Уже под утро растолкал в казарме тихонько политрук штабную телеграфистку на половинке избы для постоя связного батальона:
– Катя, вставай, телефонограмму надо отправить секретную, шифрованную.
– Что, налет? – со сна сорвалась девушка с разметавшейся косой в убежище, но замкомандира зажал ей рот, прошептал в ухо:
– Ты чего разоралась? Секретная шифровка, говорю. Отправить надо срочно.
– Хорошо, пускай, сейчас отправим, – путаясь в левом и правом, совала она ноги в сапоги, а сама успокаивалась, обмякала внутри от радости. Нет, не бомбят немцы, не воют жутко падающие снаряды. Просто у политрука дело срочное, бывает и такое в ее работе. Штаб днем и ночью обменивается с центром информацией, и без нее, радиотелеграфистки, не обойтись.

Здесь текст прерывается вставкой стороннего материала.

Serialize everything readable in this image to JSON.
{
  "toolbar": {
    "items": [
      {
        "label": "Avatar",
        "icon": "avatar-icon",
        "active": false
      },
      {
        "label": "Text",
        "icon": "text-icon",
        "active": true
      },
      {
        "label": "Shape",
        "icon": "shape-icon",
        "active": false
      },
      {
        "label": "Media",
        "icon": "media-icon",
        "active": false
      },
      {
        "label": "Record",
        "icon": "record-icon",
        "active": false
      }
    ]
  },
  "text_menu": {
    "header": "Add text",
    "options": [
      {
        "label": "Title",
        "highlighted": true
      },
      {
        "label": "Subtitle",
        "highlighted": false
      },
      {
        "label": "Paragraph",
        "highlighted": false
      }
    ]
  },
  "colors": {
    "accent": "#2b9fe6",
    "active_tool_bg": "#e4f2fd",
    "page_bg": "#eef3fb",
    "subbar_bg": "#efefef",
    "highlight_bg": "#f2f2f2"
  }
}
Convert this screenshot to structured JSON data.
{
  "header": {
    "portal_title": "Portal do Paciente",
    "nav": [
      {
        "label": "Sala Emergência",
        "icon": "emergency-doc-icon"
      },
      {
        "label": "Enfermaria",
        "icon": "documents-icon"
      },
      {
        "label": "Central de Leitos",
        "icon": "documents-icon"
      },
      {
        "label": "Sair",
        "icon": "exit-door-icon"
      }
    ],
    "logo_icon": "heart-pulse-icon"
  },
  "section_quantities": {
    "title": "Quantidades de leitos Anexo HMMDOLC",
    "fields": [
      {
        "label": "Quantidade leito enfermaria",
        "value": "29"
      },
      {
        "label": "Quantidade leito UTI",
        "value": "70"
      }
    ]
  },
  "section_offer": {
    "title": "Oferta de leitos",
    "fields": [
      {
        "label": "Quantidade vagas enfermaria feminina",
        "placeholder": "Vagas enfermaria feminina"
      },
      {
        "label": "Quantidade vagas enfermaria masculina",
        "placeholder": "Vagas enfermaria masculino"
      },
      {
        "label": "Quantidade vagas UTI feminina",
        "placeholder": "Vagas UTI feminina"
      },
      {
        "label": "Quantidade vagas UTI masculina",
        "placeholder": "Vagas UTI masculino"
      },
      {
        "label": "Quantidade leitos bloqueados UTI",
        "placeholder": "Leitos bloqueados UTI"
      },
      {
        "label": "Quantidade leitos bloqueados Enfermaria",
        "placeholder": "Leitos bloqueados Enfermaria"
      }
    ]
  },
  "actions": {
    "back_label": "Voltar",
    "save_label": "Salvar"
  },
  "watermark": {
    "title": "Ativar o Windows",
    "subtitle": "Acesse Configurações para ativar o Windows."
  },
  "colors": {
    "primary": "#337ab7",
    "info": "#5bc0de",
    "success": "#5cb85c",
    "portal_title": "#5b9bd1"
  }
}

После того как зашифрованное сообщение улетело в эфир, Любицкий наконец разрешил себе прилечь на твердой скамье в учительской местной школы, что переоборудовали в казарму для офицеров. Хотя и привык он спать на твердом, за годы войны и на голой земле, и в землянке, и в чистом поле приходилось забываться тяжелым коротким сном, но сегодня на сдвинутых лавках и тугом мате для физкультуры из спортивного зала сон к нему не шел. Перебирал он до самого утра факты из биографии Соколова, вспоминал, что слышал о молодом командире, переживая, не совершил ли ошибку, решившись предложить его кандидатуру для выполнения задания.
В 8 утра телеграфистка, уже теперь собранная, в форме и с уложенной косой, протянула замполиту исписанный лист с ответом. Любицкий заперся в отдельном кабинете для дешифровки. Дочитав послание, довольный, прихватив с собой конверт, зашагал в сторону местной библиотеки, где разместили танкистов.
В библиотеке из томиков книг танкисты соорудили себе лежанки, не перины, но помягче, чем на дощатом полу. Коротая мирные часы, кто-то травил байки с однополчанами, кто приводил форму и вещмешок в порядок. Рядовые и офицеры, обрадовавшись доступу к чистым листам бумаги, обшаривали стопки из томиков, выискивая страницы, где текста поменьше, чтобы пустить на самокрутки или письма домой. Соколова Любицкий нашел в самой глубине, где тот замер над книгой с золотистыми виньетками на обложке: «А. С. Пушкин, сборник». При виде командира по политической работе лейтенант вскочил, вскинул руку и тут же в смущении отпустил – забыл совсем, что на нем нет привычного шлемофона, а к новой гимнастерке еще не пришит подворотничок, вид совсем не по уставу.